For manuscripts too can be migrants from home. A key figure in de Hamel’s account is Sir George Grey, twice governor of New Zealand and elected its premier in 1877. Grey built himself a private paradise on Kawau Island. Here he created ‘a kind of acclimatisation depot’, introducing exotic birds, botanical specimens and other less welcome species such as the possum and wallaby. Grey also saw himself as enriching New Zealand, this far-flung outpost of the British Empire, with representative treasures of old Europe. At the time, it was deemed absurd that illuminated manuscripts should be sent on treacherous voyages overseas to a country that might not appreciate them. But Grey was farsighted enough to realise their value for future generations and by the end of the century his collection was available to view at the newly opened public library in Auckland.

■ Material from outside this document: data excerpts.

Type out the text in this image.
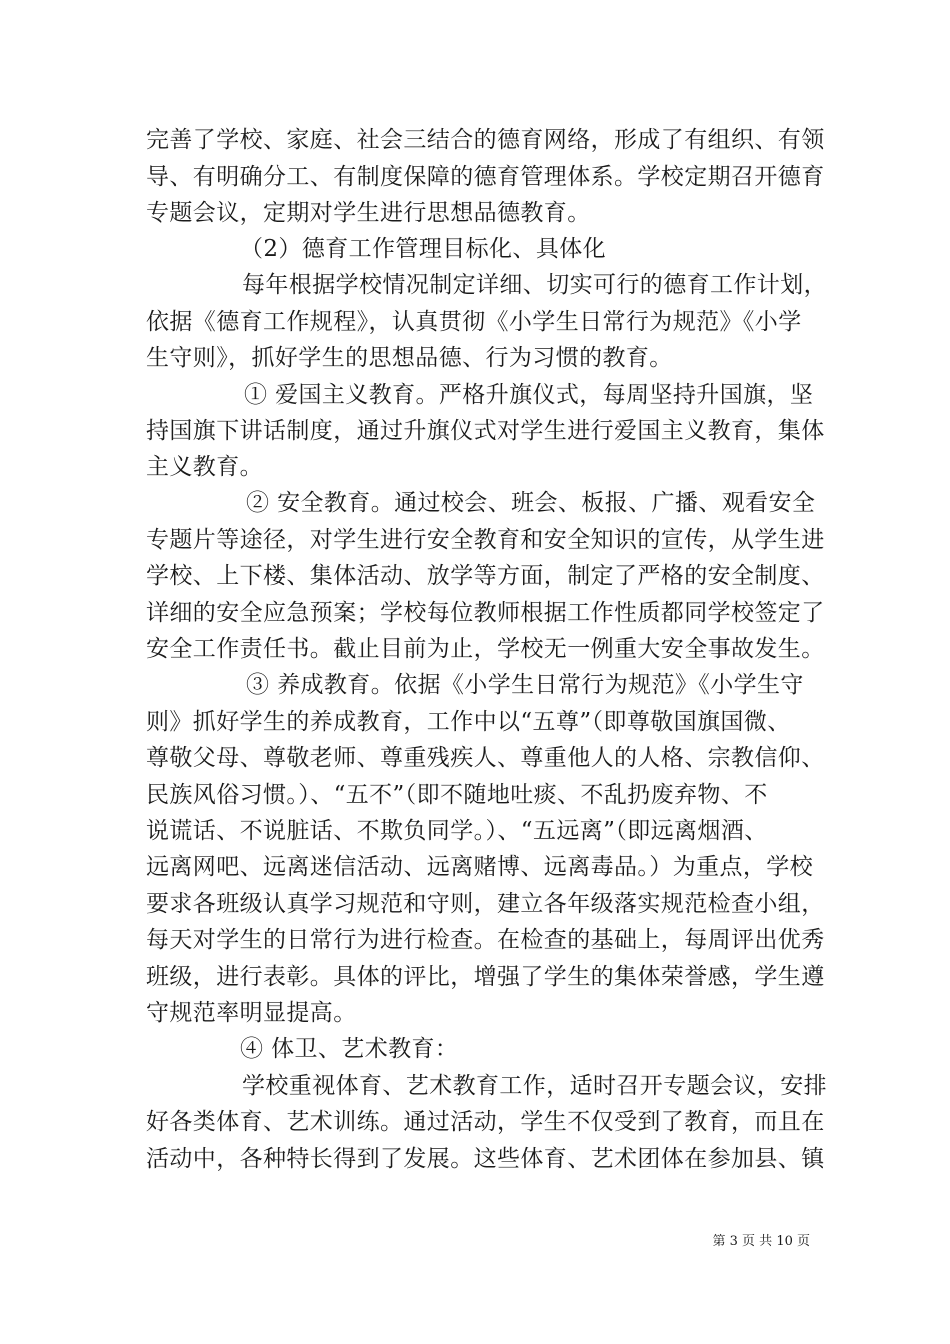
完善了学校、家庭、社会三结合的德育网络，形成了有组织、有领
导、有明确分工、有制度保障的德育管理体系。学校定期召开德育
专题会议，定期对学生进行思想品德教育。
（2）德育工作管理目标化、具体化
每年根据学校情况制定详细、切实可行的德育工作计划，
依据《德育工作规程》，认真贯彻《小学生日常行为规范》《小学
生守则》，抓好学生的思想品德、行为习惯的教育。
① 爱国主义教育。严格升旗仪式，每周坚持升国旗，坚
持国旗下讲话制度，通过升旗仪式对学生进行爱国主义教育，集体
主义教育。
② 安全教育。通过校会、班会、板报、广播、观看安全
专题片等途径，对学生进行安全教育和安全知识的宣传，从学生进
学校、上下楼、集体活动、放学等方面，制定了严格的安全制度、
详细的安全应急预案；学校每位教师根据工作性质都同学校签定了
安全工作责任书。截止目前为止，学校无一例重大安全事故发生。
③ 养成教育。依据《小学生日常行为规范》《小学生守
则》抓好学生的养成教育，工作中以“五尊”（即尊敬国旗国微、
尊敬父母、尊敬老师、尊重残疾人、尊重他人的人格、宗教信仰、
民族风俗习惯。）、“五不”（即不随地吐痰、不乱扔废弃物、不
说谎话、不说脏话、不欺负同学。）、“五远离”（即远离烟酒、
远离网吧、远离迷信活动、远离赌博、远离毒品。）为重点，学校
要求各班级认真学习规范和守则，建立各年级落实规范检查小组，
每天对学生的日常行为进行检查。在检查的基础上，每周评出优秀
班级，进行表彰。具体的评比，增强了学生的集体荣誉感，学生遵
守规范率明显提高。
④ 体卫、艺术教育：
学校重视体育、艺术教育工作，适时召开专题会议，安排
好各类体育、艺术训练。通过活动，学生不仅受到了教育，而且在
活动中，各种特长得到了发展。这些体育、艺术团体在参加县、镇
第 3 页 共 10 页
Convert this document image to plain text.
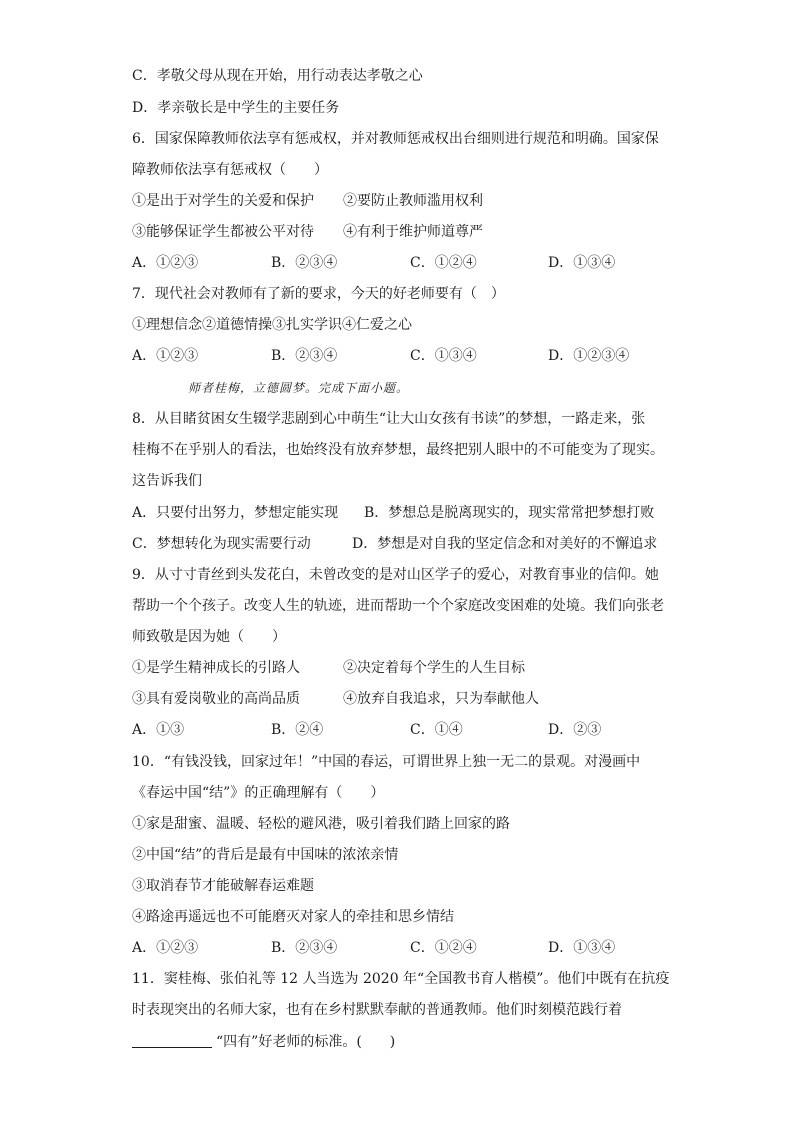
C．孝敬父母从现在开始，用行动表达孝敬之心
D．孝亲敬长是中学生的主要任务
6．国家保障教师依法享有惩戒权，并对教师惩戒权出台细则进行规范和明确。国家保
障教师依法享有惩戒权（　　）
①是出于对学生的关爱和保护 ②要防止教师滥用权利
③能够保证学生都被公平对待 ④有利于维护师道尊严
A．①②③	B．②③④	C．①②④	D．①③④
7．现代社会对教师有了新的要求，今天的好老师要有（　）
①理想信念②道德情操③扎实学识④仁爱之心
A．①②③	B．②③④	C．①③④	D．①②③④
师者桂梅，立德圆梦。完成下面小题。
8．从目睹贫困女生辍学悲剧到心中萌生“让大山女孩有书读”的梦想，一路走来，张
桂梅不在乎别人的看法，也始终没有放弃梦想，最终把别人眼中的不可能变为了现实。
这告诉我们
A．只要付出努力，梦想定能实现 B．梦想总是脱离现实的，现实常常把梦想打败
C．梦想转化为现实需要行动	D．梦想是对自我的坚定信念和对美好的不懈追求
9．从寸寸青丝到头发花白，未曾改变的是对山区学子的爱心，对教育事业的信仰。她
帮助一个个孩子。改变人生的轨迹，进而帮助一个个家庭改变困难的处境。我们向张老
师致敬是因为她（　　）
①是学生精神成长的引路人	②决定着每个学生的人生目标
③具有爱岗敬业的高尚品质	④放弃自我追求，只为奉献他人
A．①③	B．②④	C．①④	D．②③
10．“有钱没钱，回家过年！”中国的春运，可谓世界上独一无二的景观。对漫画中
《春运中国“结”》的正确理解有（　　）
①家是甜蜜、温暖、轻松的避风港，吸引着我们踏上回家的路
②中国“结”的背后是最有中国味的浓浓亲情
③取消春节才能破解春运难题
④路途再遥远也不可能磨灭对家人的牵挂和思乡情结
A．①②③	B．②③④	C．①②④	D．①③④
11．窦桂梅、张伯礼等 12 人当选为 2020 年“全国教书育人楷模”。他们中既有在抗疫
时表现突出的名师大家，也有在乡村默默奉献的普通教师。他们时刻模范践行着
“四有”好老师的标准。(　　)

The ‘vellomaniac’ Sir Thomas Phillipps’s vast collection was still being catalogued a century after his death

De Hamel is not perhaps a natural memoirist. Characters from his past tend to lie lifeless on the page, even his mentor A.H. Reed, who allowed him to borrow leaves from manuscripts at Dunedin to hang on his bedroom wall, satisfying the longing for a tangible past of a young boy cut off from his roots. The joy of this book are de Hamel’s true ‘intimate companions’, the manuscripts, and his ability to evoke the thrill and wonder he feels as he encounters them, whether it’s a 12th-century copy of Boethius he finds in Wellington, probably designed for Thomas Becket, or a Bible in Auckland, which he traces back to a Cistercian monastery in north-central Poland.

Roughly a million medieval manuscripts survive around the world today. As you accompany de Hamel on his investigations, spare a thought for the calligraphers and illustrators, mostly unknown, who created them. Occasionally you catch their voices in the marginalia. John Whas, the Benedictine who worked ‘intensely’ on the Sherborne Missal, complained that his body was ‘much wasted’ as a result. And we can surely all empathise with another monk who scribbled: ‘Now I’ve written the whole thing for Christ’s sake give me a drink.’